Przez ostatnie tygodnie media nie pytają o nic innego, tylko o atmosferę w Rybniku. Ten poziom retoryki jest dla mnie beznadziejnie słaby. ROW pojechał całkiem dobry mecz w Zielonej Górze. Dziennikarze nie mieli głównego tematu, więc musieli wymyślić jakiś zastępczy. A ja ciągle panu powtarzam, że u nas jest tak samo, jak w każdym innym klubie. U mistrza Polski też słychać, że jeden zawodnik odchodzi, bo mu coś nie pasuje.
Gdyby Maksym Drabik powiedział, że atmosfera jest dobra, to nie byłoby tematu. Nie sądzi pan?

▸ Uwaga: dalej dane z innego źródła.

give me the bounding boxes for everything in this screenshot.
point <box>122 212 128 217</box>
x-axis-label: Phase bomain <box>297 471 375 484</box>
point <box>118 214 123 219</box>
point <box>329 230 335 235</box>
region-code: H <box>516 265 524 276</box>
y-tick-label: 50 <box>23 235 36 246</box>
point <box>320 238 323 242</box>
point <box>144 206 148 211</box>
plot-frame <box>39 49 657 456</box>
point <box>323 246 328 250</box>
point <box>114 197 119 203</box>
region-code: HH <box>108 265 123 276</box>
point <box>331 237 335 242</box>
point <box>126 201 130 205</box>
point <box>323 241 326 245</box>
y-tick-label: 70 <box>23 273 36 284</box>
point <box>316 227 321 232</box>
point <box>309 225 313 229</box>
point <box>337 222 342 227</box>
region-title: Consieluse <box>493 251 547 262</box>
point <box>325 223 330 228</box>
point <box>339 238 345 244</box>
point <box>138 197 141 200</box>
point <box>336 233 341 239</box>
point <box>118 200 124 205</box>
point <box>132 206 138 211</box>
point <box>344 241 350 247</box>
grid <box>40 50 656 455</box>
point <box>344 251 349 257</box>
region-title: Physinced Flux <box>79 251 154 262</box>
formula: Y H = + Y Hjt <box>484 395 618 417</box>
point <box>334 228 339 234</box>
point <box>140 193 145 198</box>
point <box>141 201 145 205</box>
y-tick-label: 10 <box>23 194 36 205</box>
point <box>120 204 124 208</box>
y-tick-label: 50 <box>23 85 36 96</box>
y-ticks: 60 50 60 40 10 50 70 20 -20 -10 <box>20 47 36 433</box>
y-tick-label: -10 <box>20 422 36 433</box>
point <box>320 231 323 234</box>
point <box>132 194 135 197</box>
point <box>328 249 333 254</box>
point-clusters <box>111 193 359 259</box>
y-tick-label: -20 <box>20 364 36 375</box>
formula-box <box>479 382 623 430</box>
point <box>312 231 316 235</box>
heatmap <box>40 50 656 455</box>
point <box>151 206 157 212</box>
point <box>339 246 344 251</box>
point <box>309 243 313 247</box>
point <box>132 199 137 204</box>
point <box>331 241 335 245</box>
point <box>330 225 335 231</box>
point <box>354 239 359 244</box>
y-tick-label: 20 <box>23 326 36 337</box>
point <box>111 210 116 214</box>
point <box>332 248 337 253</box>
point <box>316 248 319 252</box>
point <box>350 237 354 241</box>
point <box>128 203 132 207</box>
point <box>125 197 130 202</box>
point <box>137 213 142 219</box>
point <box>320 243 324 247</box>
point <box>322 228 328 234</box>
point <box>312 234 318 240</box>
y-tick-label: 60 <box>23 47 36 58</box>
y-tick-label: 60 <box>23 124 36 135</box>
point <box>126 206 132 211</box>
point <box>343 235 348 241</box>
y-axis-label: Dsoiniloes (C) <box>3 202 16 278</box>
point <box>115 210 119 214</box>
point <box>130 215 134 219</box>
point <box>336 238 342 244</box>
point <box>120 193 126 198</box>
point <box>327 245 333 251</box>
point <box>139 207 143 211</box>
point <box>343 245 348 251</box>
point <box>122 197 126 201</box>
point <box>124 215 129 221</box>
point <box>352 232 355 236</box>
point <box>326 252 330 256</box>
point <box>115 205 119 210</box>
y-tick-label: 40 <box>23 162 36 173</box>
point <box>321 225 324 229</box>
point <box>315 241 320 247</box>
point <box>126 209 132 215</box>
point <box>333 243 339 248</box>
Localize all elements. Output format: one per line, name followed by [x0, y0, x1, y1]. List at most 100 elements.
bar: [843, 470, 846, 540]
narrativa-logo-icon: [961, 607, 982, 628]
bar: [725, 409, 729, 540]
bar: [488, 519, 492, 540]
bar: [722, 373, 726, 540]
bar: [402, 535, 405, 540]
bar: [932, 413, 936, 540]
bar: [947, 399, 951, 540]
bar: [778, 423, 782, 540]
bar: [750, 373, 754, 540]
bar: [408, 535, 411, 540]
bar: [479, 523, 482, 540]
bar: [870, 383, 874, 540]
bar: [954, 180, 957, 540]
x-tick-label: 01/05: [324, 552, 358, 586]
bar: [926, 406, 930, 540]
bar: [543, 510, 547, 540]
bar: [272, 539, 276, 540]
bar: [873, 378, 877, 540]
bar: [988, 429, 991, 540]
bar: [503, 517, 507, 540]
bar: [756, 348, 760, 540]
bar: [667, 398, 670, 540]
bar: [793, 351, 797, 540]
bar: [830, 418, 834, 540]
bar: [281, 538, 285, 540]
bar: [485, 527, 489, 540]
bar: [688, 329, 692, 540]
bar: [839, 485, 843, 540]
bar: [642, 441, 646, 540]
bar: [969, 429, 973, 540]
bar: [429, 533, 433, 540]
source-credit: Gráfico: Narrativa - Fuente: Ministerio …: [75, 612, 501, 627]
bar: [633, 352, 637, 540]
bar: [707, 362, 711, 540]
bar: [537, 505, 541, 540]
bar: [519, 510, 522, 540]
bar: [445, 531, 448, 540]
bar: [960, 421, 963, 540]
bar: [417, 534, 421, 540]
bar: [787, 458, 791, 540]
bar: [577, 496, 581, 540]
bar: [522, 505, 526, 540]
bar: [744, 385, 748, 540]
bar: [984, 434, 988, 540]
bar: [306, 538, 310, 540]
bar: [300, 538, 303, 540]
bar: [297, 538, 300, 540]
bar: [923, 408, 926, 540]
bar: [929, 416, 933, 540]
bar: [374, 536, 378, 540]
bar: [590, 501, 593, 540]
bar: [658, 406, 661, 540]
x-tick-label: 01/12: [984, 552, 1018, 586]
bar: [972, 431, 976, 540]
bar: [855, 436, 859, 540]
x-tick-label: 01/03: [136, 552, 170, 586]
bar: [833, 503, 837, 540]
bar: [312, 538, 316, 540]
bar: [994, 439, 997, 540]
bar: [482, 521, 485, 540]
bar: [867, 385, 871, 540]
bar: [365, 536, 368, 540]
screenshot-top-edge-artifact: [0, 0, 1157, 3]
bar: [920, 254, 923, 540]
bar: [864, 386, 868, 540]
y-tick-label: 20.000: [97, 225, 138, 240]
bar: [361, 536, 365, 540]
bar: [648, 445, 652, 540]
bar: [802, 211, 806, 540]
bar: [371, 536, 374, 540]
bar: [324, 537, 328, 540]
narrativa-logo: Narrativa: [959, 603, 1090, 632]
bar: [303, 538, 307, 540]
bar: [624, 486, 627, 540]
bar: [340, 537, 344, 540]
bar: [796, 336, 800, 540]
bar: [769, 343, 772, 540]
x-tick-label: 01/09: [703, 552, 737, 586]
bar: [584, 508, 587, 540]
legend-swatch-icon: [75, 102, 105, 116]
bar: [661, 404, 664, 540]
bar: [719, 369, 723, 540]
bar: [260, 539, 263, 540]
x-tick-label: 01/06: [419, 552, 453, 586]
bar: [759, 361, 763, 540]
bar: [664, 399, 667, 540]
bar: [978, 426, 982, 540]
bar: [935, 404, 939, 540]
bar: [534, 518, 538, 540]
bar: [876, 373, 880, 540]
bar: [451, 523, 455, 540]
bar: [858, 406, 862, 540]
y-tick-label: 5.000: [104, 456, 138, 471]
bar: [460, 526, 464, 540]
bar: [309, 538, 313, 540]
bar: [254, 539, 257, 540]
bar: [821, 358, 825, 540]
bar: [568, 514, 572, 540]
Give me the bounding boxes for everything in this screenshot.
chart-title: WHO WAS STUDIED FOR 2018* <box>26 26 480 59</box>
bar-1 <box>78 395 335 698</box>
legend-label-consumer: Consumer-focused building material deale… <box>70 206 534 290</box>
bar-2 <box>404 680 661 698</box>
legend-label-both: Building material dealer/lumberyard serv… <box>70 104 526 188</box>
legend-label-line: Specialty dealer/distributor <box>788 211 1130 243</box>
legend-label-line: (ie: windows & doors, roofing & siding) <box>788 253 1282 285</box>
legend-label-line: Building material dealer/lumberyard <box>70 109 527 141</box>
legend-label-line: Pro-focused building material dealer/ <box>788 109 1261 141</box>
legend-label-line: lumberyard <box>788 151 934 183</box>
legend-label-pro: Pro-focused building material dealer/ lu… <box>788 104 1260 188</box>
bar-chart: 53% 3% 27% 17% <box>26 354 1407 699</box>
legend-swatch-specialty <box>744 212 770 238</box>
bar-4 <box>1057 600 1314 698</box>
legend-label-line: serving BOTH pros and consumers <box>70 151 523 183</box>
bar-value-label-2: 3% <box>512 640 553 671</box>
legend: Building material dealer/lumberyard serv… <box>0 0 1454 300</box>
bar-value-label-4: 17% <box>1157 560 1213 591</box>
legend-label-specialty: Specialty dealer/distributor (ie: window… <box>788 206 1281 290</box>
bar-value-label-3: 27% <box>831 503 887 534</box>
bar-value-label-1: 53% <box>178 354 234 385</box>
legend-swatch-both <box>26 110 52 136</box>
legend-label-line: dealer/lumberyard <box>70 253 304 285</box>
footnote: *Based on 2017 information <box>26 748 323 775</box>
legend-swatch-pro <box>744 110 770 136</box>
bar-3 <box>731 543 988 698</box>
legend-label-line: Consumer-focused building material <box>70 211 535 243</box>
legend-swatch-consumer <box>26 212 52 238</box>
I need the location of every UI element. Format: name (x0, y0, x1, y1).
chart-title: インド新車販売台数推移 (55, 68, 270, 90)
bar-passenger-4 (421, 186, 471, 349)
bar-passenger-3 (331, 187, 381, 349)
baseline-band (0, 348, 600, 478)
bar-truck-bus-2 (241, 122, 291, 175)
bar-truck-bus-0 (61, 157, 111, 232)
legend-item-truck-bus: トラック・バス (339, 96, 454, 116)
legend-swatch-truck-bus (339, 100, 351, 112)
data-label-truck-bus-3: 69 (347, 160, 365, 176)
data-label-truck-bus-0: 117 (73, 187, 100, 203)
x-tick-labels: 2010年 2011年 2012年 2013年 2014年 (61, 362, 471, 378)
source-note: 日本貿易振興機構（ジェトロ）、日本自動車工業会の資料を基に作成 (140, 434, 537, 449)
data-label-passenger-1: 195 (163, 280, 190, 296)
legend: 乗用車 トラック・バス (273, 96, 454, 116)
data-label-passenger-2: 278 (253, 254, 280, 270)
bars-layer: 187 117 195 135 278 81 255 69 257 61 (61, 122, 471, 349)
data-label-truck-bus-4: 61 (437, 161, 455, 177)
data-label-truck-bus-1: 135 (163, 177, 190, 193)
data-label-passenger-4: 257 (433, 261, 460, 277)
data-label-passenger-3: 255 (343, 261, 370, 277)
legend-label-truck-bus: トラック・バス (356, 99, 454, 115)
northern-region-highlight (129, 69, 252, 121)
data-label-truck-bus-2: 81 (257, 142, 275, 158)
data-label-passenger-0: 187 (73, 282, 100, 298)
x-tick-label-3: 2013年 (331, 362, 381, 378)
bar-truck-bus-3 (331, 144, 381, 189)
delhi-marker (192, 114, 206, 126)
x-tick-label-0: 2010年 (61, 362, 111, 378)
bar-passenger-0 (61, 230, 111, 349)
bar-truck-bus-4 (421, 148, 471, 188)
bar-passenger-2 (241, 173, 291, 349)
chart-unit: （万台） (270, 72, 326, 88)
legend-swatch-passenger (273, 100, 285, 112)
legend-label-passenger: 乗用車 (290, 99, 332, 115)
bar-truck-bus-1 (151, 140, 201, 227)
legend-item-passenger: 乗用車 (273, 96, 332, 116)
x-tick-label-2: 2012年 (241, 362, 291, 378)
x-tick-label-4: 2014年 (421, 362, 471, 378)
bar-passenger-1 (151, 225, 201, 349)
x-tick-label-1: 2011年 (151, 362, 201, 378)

Atmosfera w ROW-ie jest taka sama jak w każdym innym klubie. Jest po prostu normalna. Poza tym mówiłem już panu tydzień temu, że wałkowanie tego tematu w żużlu jest żenująco śmieszne. Kiedy drużyna wygrywa, to wszyscy klepią się po plecach i mają dobry humor. Wtedy nikt nie narzeka. Gdy są porażki, to każdy ma do siebie jakiś żal i pretensje. Czasami są też nieporozumienia pomiędzy członkami drużyny. Tak to funkcjonuje wszędzie na świecie.
Maksym Drabik powiedział, że nie przespał jednej nocy, kiedy odstawiliście go z trenerem od składu.
Czasami trzeba wychwycić, kiedy ktoś kogoś podpuszcza albo stosuje sarkazm. Gorąco do tego pana namawiam.
Wcześniej namawiał pan do tego, żeby nie robić z Maksyma Drabika durnia, uważnie go słuchać i nie przekręcać jego słów. Spełniam zatem jeszcze pana poprzednią prośbę.
Dokładnie o to prosiłem. Zapewniam jednak, że Maksym czasami podpuszcza, a innym razem w jego słowach jest sarkazm. Gwarantuję, że następna jego rozmowa to będzie już ciut inna wersja. Poza tym przypomnę panu, że jeszcze niedawno dziennikarze zarzucali mu, że nie chodzi do wywiadów. Teraz poszedł do dziennikarzy.
A wszystkich zmartwionych atmosferą w ROW-ie, chcę zapewnić, że nikt się nie bije. Odsyłam też do naszych rybnickich magazynów. To bardzo fajna produkcja. Można zobaczyć, jak rzeczywiście wyglądają relacje wewnątrz zespołu. Żużlowcy, którzy mieli się pozabijać, normalnie ze sobą rozmawiają. Nicki jest energiczny i impulsywny, ale zależy mu na wyniku, więc oddaje całego siebie. W naszym parku maszyn nie ma nudy i to jest fajne. Jeśli chcemy świętego spokoju, to musimy przenieść się ze stadionu do kaplicy wielowyznaniowej.